US natural gas futures extended gains towards the $7.00/MMBtu mark, recovering further from an over three-month low of $5.35/MMBtu touched earlier this month, supported by strong domestic and international demand. Prospects of increasing need for cooling as the weather turned hotter in the United States and continued robust demand from Europe as Nord Stream pipeline gas flows are down amid seasonal works have been driving prices higher. Refinitiv expected average US demand, including exports, to rise to 99.0 bcfd this week from 96.2 bcfd last week. In addition, EIA data showed US utilities added 60 billion cubic feet of gas to storage during the week ended July 1, much less than market expectations of 74 billion cubic feet.

Heating oil futures hovered around the $3.75/gallon level, as traders balanced low demand prospects with fears of tight supplies. growing recession fears spurred by aggressive monetary tightening from major central banks continue to weigh on demand outlook. On the supply side, possible disruptions at the Caspian Pipeline Consortium, tightened sanctions on Iran by the US, and production limitations from OPEC members are set to keep crude oil supplies lower in an already tight market caused by the Russian-Ukraine war. Meanwhile, latest data from the EIA showed that heating oil stocks fell for the fifth consecutive week to 46 thousand barrels, but below market expectations of a 50 thousand barrels decline.
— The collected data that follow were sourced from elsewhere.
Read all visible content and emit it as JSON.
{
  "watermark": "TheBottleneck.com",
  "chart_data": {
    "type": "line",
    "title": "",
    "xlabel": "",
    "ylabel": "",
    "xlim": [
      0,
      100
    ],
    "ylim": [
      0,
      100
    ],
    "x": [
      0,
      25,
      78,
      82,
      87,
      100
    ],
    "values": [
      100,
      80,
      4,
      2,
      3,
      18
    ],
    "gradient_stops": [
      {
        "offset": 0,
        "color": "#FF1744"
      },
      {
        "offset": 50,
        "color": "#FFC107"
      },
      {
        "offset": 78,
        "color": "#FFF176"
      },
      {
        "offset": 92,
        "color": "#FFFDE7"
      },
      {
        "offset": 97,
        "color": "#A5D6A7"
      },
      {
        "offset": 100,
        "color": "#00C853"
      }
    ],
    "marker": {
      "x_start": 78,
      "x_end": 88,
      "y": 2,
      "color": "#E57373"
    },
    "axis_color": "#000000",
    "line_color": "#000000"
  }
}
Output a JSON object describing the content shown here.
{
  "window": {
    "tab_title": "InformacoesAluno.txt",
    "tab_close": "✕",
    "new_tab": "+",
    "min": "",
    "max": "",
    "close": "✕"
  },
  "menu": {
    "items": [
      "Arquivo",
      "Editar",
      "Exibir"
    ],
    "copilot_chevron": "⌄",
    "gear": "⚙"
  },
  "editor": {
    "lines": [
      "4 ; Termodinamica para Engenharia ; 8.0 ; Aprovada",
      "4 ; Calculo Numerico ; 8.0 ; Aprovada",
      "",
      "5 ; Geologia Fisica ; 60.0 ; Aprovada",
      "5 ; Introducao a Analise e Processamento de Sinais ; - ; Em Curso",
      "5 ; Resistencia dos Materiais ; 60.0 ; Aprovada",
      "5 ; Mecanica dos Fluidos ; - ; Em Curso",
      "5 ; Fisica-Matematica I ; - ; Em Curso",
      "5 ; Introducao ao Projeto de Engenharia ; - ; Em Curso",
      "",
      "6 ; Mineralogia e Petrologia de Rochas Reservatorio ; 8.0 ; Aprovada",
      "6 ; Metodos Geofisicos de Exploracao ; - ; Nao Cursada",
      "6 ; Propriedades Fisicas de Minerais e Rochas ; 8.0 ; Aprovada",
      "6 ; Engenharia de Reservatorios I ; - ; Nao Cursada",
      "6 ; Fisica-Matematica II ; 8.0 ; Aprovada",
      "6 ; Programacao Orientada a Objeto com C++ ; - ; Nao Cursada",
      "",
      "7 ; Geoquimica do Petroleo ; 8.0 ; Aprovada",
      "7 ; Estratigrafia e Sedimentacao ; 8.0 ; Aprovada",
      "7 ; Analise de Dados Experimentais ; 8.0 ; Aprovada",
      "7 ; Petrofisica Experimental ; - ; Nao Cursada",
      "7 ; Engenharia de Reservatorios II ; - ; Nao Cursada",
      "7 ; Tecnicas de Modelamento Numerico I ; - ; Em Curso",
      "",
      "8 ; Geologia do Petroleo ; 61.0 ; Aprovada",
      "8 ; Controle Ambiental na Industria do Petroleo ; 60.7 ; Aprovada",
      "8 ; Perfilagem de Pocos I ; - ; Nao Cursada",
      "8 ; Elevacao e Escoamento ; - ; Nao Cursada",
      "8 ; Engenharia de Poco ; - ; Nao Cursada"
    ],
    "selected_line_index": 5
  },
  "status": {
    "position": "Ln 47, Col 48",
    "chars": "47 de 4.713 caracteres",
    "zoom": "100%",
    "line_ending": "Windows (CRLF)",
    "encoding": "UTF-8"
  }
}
Gasoline futures eased to under the $3.4 per gallon mark, on course to close the week sharply lower as concerns of poor demand overcame limited refining capacity in the US and abroad. EIA data showed that gasoline product supplied, the preferred gauge of weekly demand, was more than 5% lower in June than the corresponding period of last year, despite the recent jump ahead of the July 4th weekend. The data adds to worries that demand for energy will decrease as the Federal Reserve is set to continue hiking interest rates after minutes from its last meeting pointed to consensus between policymakers that inflation needs to come down, even if it hampers growth. On the other hand, gasoline inventories decreased more than expected on the week ending July 1, exacerbating fears of tight supply.